Freikirche Harvest International in Seon unerwünscht

Die Freikirche Harvest International wollte in Seon für 70 Millionen Franken ein Sport- und Begebnungszentrum bauen. Doch dafür bräuchte eine Umzonung des Baulandes. Nun hat sich der Gemeinderat dagegen entschieden. Die Bevölkerung wolle die Freikirche nicht im Dorf, so der Gemeinderat.

Weitere Themen:

  • Der Solothurner Kantonsrat beschliesst Finanzhilfe für fusionsbereite Gemeinden.
  • Der EHC Olten geht entspannt in den Halbfinal der Nati B.
  • Solothurner SP und SVP liefern sich heftige Debatte über Harmos.

Beiträge

  • Seon will kein Zentrum der Freikirche «Harvest»

    Die Freikirche «Harvest Network» kann in Seon kein neues Sport- und Kulturzentrum bauen. Der Gemeinderat hat an seiner Sitzung vom Montagabend beschlossen, dass er kein Land umzonen will, um «Harvest» den Bau des Zentrums zu ermöglichen.

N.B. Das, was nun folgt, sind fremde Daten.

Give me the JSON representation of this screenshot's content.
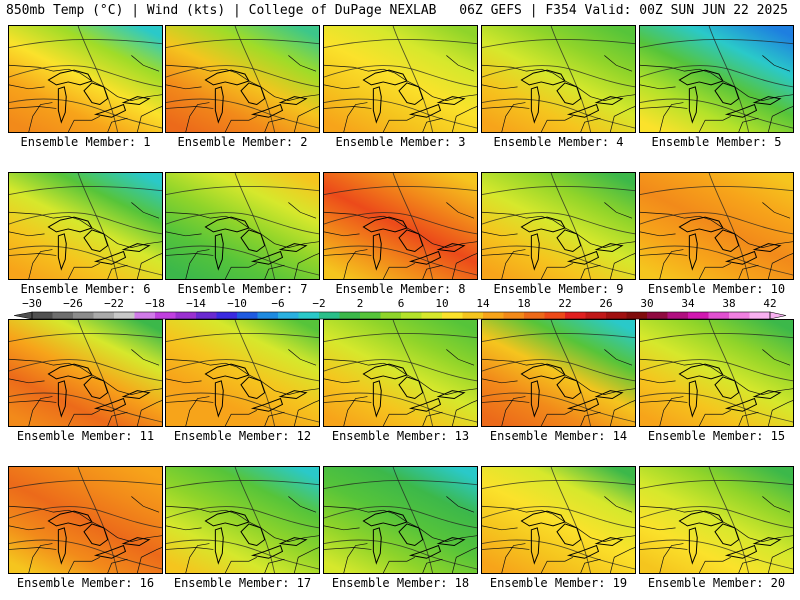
{
  "header": {
    "left": "850mb Temp (°C) | Wind (kts) | College of DuPage NEXLAB",
    "right": "06Z GEFS | F354 Valid: 00Z SUN JUN 22 2025"
  },
  "members": [
    {
      "label": "Ensemble Member: 1",
      "stops": [
        "#2ac9c9",
        "#9fdc28",
        "#fbe22b",
        "#f7a41a",
        "#f28a1a"
      ]
    },
    {
      "label": "Ensemble Member: 2",
      "stops": [
        "#3cc78a",
        "#9fdc28",
        "#f5c51e",
        "#f28a1a",
        "#ec6a1a"
      ]
    },
    {
      "label": "Ensemble Member: 3",
      "stops": [
        "#8fd42a",
        "#d6e82c",
        "#fbe22b",
        "#f5c51e",
        "#f7a41a"
      ]
    },
    {
      "label": "Ensemble Member: 4",
      "stops": [
        "#56c43a",
        "#8fd42a",
        "#d6e82c",
        "#f5c51e",
        "#f7a41a"
      ]
    },
    {
      "label": "Ensemble Member: 5",
      "stops": [
        "#1e7fe0",
        "#2ac9c9",
        "#56c43a",
        "#b4e22a",
        "#fbe22b"
      ]
    },
    {
      "label": "Ensemble Member: 6",
      "stops": [
        "#2ac9c9",
        "#56c43a",
        "#d6e82c",
        "#f5c51e",
        "#f7a41a"
      ]
    },
    {
      "label": "Ensemble Member: 7",
      "stops": [
        "#f5c51e",
        "#d6e82c",
        "#8fd42a",
        "#56c43a",
        "#3cb84a"
      ]
    },
    {
      "label": "Ensemble Member: 8",
      "stops": [
        "#f5c51e",
        "#f28a1a",
        "#ec4a1a",
        "#f28a1a",
        "#f5c51e"
      ]
    },
    {
      "label": "Ensemble Member: 9",
      "stops": [
        "#3cb84a",
        "#8fd42a",
        "#d6e82c",
        "#f5c51e",
        "#f7a41a"
      ]
    },
    {
      "label": "Ensemble Member: 10",
      "stops": [
        "#f5c51e",
        "#f7a41a",
        "#f28a1a",
        "#f7a41a",
        "#f5c51e"
      ]
    },
    {
      "label": "Ensemble Member: 11",
      "stops": [
        "#3cb84a",
        "#d6e82c",
        "#f7a41a",
        "#ec6a1a",
        "#f28a1a"
      ]
    },
    {
      "label": "Ensemble Member: 12",
      "stops": [
        "#56c43a",
        "#d6e82c",
        "#f5c51e",
        "#f7a41a",
        "#f7a41a"
      ]
    },
    {
      "label": "Ensemble Member: 13",
      "stops": [
        "#56c43a",
        "#8fd42a",
        "#d6e82c",
        "#f5c51e",
        "#f7a41a"
      ]
    },
    {
      "label": "Ensemble Member: 14",
      "stops": [
        "#2ac9c9",
        "#56c43a",
        "#f5c51e",
        "#f28a1a",
        "#ec6a1a"
      ]
    },
    {
      "label": "Ensemble Member: 15",
      "stops": [
        "#3cb84a",
        "#8fd42a",
        "#d6e82c",
        "#f5c51e",
        "#f7a41a"
      ]
    },
    {
      "label": "Ensemble Member: 16",
      "stops": [
        "#f7a41a",
        "#f28a1a",
        "#ec6a1a",
        "#f28a1a",
        "#f5c51e"
      ]
    },
    {
      "label": "Ensemble Member: 17",
      "stops": [
        "#2ac9c9",
        "#56c43a",
        "#8fd42a",
        "#d6e82c",
        "#f5c51e"
      ]
    },
    {
      "label": "Ensemble Member: 18",
      "stops": [
        "#2ac9c9",
        "#3cb84a",
        "#56c43a",
        "#8fd42a",
        "#d6e82c"
      ]
    },
    {
      "label": "Ensemble Member: 19",
      "stops": [
        "#3cb84a",
        "#d6e82c",
        "#fbe22b",
        "#f5c51e",
        "#f7a41a"
      ]
    },
    {
      "label": "Ensemble Member: 20",
      "stops": [
        "#3cb84a",
        "#8fd42a",
        "#d6e82c",
        "#fbe22b",
        "#f5c51e"
      ]
    }
  ],
  "colorbar": {
    "ticks": [
      "-30",
      "-26",
      "-22",
      "-18",
      "-14",
      "-10",
      "-6",
      "-2",
      "2",
      "6",
      "10",
      "14",
      "18",
      "22",
      "26",
      "30",
      "34",
      "38",
      "42"
    ],
    "colors": [
      "#505050",
      "#6e6e6e",
      "#8c8c8c",
      "#aaaaaa",
      "#c8c8c8",
      "#d07be8",
      "#c040e0",
      "#9a30d0",
      "#6a2ad0",
      "#3a2ae0",
      "#1e5ae0",
      "#1e8ae0",
      "#2ab0e0",
      "#2ac9c9",
      "#2abf8a",
      "#3cb84a",
      "#56c43a",
      "#8fd42a",
      "#b4e22a",
      "#d6e82c",
      "#fbe22b",
      "#f5c51e",
      "#f7a41a",
      "#f28a1a",
      "#ec6a1a",
      "#ec4a1a",
      "#e02020",
      "#c01818",
      "#a01010",
      "#800c0c",
      "#900a40",
      "#b01080",
      "#d018b0",
      "#e050d0",
      "#f080e0",
      "#f8b0f0"
    ]
  }
}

    Die Skepsis der Bevölkerung gegen dieses Projekt sei zu gross, begründet der Gemeinderat seinen Entscheid. «Harvest» ist enttäuscht, azeptiert aber den Entscheid. In das neue Sport- und Kulturzentrum hätte «Harvest Network» 70 Millionen Franken investiert. Die Organisation sucht jetzt ein neues Grundstück im Aargau.

    Stefan Ulrich

  • SO: Finanzspritze für fusionswillige Gemeinden

    Der Solothurner Kantonsrat will Fusionen zwischen reicheren und ärmeren Gemeinden unterstützen. Er befürwortete am Dienstag in seiner Session einstimmig eine Finanzspritze, mit der er fusionswillige Gemeinden unter die Arme greifen will. Diese kostet rund eine Million Franken pro Jahr.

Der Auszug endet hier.